Genes in COG category [L] classified into four of the COGIDs (COG2801, COG2963, COG1484, and COG4584), which were especially enriched in TUM19329T, were phylogenetically analyzed to clarify the sequence relationship. The nucleotide sequences of genes classified in each COG ID were aligned using MAFFT v7.450 using the auto option, which selected the L-INS-i algorithm (35). Subsequently, maximum-likelihood (ML) phylogenetic trees with 100-bootstrap replicates were estimated according to the GTRGAMMA model using RAxML software v8.2.12 (36) and were visualized using FigTree v1.4 (http://tree.bio.ed.ac.uk/software/figtree/). Phylogenetic analysis showed that many of the gene sequences classified into each COGID were duplicated sequences. Duplicated gene sequences that formed clusters in the phylogenetic tree always had another gene that was detected in pairs in the genome. Using the locus information of these paired gene sequences, the paired regions and their upstream and downstream regions (500 bases each) were extracted using a Python script. The extracted sequences were aligned using MAFFT with the auto option, which selected the L-INS-i algorithm (35), and then manually trimmed to identify the full length of the ISs. The structure of each IS and its location in the genome were visualized using the Python module, GenomeDiagram (58), and Biopython v1.74 (59). The full-length ISs are available on Figshare (see “Data Availability”).

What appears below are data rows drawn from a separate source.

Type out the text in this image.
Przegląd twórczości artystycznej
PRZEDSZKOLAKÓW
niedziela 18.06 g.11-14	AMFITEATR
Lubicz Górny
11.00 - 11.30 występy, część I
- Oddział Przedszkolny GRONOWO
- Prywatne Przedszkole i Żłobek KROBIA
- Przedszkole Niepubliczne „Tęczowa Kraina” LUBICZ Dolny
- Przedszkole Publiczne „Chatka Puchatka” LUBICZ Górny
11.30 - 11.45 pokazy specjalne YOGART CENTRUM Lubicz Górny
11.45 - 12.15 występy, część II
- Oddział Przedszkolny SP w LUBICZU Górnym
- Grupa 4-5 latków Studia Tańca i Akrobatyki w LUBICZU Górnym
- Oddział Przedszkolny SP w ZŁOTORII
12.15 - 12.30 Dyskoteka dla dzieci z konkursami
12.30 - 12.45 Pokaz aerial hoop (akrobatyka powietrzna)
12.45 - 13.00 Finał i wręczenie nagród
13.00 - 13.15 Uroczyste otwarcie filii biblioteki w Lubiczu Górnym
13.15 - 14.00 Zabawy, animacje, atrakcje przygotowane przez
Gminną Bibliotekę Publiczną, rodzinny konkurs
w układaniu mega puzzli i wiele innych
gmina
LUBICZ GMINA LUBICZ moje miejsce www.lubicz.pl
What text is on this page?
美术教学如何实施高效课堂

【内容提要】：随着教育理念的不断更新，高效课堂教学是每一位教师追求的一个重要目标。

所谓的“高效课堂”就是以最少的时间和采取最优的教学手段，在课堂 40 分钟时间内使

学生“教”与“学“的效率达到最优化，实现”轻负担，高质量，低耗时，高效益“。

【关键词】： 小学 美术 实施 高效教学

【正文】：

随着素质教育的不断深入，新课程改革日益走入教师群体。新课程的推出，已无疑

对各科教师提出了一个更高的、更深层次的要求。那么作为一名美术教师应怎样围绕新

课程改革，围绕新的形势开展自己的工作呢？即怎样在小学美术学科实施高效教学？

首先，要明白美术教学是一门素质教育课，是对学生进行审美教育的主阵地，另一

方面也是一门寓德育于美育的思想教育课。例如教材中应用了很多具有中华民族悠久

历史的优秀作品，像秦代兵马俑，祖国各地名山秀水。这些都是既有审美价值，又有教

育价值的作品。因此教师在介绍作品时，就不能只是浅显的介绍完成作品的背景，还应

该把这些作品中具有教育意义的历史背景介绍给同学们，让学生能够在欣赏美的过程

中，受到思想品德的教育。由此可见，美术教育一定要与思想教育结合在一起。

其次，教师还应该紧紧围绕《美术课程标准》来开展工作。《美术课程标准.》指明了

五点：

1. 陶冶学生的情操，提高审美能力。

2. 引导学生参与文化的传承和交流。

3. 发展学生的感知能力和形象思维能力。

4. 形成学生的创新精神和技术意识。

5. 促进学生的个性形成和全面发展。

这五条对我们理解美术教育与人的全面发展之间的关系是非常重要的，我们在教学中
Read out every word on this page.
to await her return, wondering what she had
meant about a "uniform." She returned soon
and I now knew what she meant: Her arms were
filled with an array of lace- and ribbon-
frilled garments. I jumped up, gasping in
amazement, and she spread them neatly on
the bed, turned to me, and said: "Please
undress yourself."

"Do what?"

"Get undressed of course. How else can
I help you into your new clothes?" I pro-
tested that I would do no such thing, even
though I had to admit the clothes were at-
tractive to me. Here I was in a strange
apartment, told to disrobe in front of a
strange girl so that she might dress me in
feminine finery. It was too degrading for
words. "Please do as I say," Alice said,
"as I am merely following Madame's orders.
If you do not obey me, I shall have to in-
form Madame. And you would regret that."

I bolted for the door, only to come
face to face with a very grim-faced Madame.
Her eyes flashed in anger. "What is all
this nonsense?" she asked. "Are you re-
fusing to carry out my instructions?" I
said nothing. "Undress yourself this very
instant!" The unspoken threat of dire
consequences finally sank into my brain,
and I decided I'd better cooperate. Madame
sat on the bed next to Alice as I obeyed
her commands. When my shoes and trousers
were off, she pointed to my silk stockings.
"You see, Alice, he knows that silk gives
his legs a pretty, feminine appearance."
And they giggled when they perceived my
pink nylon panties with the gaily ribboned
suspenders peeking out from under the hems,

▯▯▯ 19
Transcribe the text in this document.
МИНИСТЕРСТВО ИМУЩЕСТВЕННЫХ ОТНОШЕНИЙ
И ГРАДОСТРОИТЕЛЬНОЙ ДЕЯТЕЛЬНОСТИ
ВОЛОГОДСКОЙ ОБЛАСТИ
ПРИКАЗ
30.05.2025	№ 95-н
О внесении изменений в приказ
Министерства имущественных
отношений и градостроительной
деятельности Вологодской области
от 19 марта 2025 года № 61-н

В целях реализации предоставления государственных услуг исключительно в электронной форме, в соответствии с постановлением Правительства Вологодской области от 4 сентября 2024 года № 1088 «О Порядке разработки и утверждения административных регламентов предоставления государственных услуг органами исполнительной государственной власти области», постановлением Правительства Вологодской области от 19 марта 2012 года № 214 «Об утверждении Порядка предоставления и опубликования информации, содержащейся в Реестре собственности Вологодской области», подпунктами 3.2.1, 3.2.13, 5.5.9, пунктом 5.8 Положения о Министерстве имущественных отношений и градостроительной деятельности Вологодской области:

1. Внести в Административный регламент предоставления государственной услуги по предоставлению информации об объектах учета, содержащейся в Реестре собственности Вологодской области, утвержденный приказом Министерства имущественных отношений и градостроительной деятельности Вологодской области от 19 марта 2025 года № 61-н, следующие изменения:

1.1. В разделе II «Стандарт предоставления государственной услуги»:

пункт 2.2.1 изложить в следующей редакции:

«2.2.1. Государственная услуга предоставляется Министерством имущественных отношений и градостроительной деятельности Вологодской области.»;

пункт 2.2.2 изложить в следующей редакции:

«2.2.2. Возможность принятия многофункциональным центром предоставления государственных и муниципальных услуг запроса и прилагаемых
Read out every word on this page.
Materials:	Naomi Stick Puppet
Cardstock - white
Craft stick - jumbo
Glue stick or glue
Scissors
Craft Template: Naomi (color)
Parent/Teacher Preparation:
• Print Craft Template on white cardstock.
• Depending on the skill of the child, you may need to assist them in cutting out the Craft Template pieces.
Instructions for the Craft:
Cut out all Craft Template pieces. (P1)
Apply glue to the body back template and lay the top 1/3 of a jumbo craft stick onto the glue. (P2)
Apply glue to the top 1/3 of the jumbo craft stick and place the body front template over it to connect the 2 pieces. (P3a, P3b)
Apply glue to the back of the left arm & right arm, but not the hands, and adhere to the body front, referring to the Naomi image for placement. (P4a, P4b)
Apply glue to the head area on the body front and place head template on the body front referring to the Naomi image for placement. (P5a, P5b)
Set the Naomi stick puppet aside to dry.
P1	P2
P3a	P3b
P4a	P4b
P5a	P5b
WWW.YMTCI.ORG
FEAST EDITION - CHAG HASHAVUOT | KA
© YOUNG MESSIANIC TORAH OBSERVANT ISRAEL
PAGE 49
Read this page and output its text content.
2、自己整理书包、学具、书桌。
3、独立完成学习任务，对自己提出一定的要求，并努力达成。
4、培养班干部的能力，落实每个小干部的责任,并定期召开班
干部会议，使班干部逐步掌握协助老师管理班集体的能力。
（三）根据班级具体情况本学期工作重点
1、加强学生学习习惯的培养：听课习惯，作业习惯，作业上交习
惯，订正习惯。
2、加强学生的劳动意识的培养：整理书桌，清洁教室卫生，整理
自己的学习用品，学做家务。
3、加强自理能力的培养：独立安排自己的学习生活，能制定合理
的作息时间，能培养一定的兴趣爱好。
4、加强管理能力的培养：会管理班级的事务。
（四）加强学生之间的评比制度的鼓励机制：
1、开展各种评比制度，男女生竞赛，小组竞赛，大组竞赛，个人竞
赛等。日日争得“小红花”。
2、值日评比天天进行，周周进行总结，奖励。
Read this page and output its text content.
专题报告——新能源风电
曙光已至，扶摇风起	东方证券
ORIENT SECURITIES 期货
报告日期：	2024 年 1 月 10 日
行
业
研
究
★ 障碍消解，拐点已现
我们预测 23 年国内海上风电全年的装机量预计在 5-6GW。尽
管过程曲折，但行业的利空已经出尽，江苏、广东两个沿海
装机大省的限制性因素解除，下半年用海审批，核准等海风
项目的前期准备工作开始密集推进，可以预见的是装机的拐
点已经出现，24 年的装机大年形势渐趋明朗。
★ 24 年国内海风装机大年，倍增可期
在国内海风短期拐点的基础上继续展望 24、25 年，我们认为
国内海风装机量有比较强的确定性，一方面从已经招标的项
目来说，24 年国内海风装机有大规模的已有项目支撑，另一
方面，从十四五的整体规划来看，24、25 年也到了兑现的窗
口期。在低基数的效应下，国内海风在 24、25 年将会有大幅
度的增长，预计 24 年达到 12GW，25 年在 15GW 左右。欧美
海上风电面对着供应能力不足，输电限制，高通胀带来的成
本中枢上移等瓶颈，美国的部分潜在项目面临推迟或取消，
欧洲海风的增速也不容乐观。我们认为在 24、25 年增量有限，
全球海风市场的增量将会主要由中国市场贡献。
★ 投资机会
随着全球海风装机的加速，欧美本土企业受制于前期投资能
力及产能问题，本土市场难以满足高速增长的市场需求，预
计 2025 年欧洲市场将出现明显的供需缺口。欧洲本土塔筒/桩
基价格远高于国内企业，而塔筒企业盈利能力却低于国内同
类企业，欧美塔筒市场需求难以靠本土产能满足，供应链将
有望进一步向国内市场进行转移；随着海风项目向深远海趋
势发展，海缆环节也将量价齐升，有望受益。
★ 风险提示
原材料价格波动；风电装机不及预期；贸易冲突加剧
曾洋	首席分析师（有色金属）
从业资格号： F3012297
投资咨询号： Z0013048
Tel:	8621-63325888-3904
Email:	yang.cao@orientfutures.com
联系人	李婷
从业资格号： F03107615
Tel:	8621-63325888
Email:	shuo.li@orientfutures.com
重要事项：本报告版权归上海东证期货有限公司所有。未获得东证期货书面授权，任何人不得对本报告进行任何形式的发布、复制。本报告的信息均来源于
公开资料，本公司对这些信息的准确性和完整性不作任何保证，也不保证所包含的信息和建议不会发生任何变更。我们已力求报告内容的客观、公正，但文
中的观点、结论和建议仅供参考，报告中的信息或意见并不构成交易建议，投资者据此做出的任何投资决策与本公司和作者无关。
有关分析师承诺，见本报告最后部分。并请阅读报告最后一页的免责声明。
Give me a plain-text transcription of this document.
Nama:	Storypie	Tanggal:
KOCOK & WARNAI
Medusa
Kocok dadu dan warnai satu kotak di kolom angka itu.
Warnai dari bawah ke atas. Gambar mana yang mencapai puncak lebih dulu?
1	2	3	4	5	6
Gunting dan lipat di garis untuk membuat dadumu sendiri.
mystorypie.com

Detection of horizontal gene transfer.

HGT events were identified using HGTector, a sequence similarity-based HGT prediction pipeline (33). A protein sequence similarity search was performed using DIAMOND v2.0.4 (60) against a database (generated by HGTector) that contains one representative per species from all available nonredundant RefSeq prokaryotic proteomes (October 2019). Legionella was set as the self group, and Legionellales was set as the close group. Quality cutoffs for valid hits were an E value of ≤1e-10, percentage identity of ≥30%, and query coverage of ≥70%. For each protein-coding gene, the top 100 highest-scoring hits from different species were retained.

Data availability.

The genome sequence of Legionella antarctica TUM19329T was previously deposited in DDBJ/ENA/GenBank under the accession number AP022839, and the raw sequence data for this sequence were deposited under SRA accession numbers DRR213975 (MiSeq) and DRR213976 (MinION) (8). The data and script for the analysis presented in this article are available on Figshare (doi: 10.6084/m9.figshare.15912081).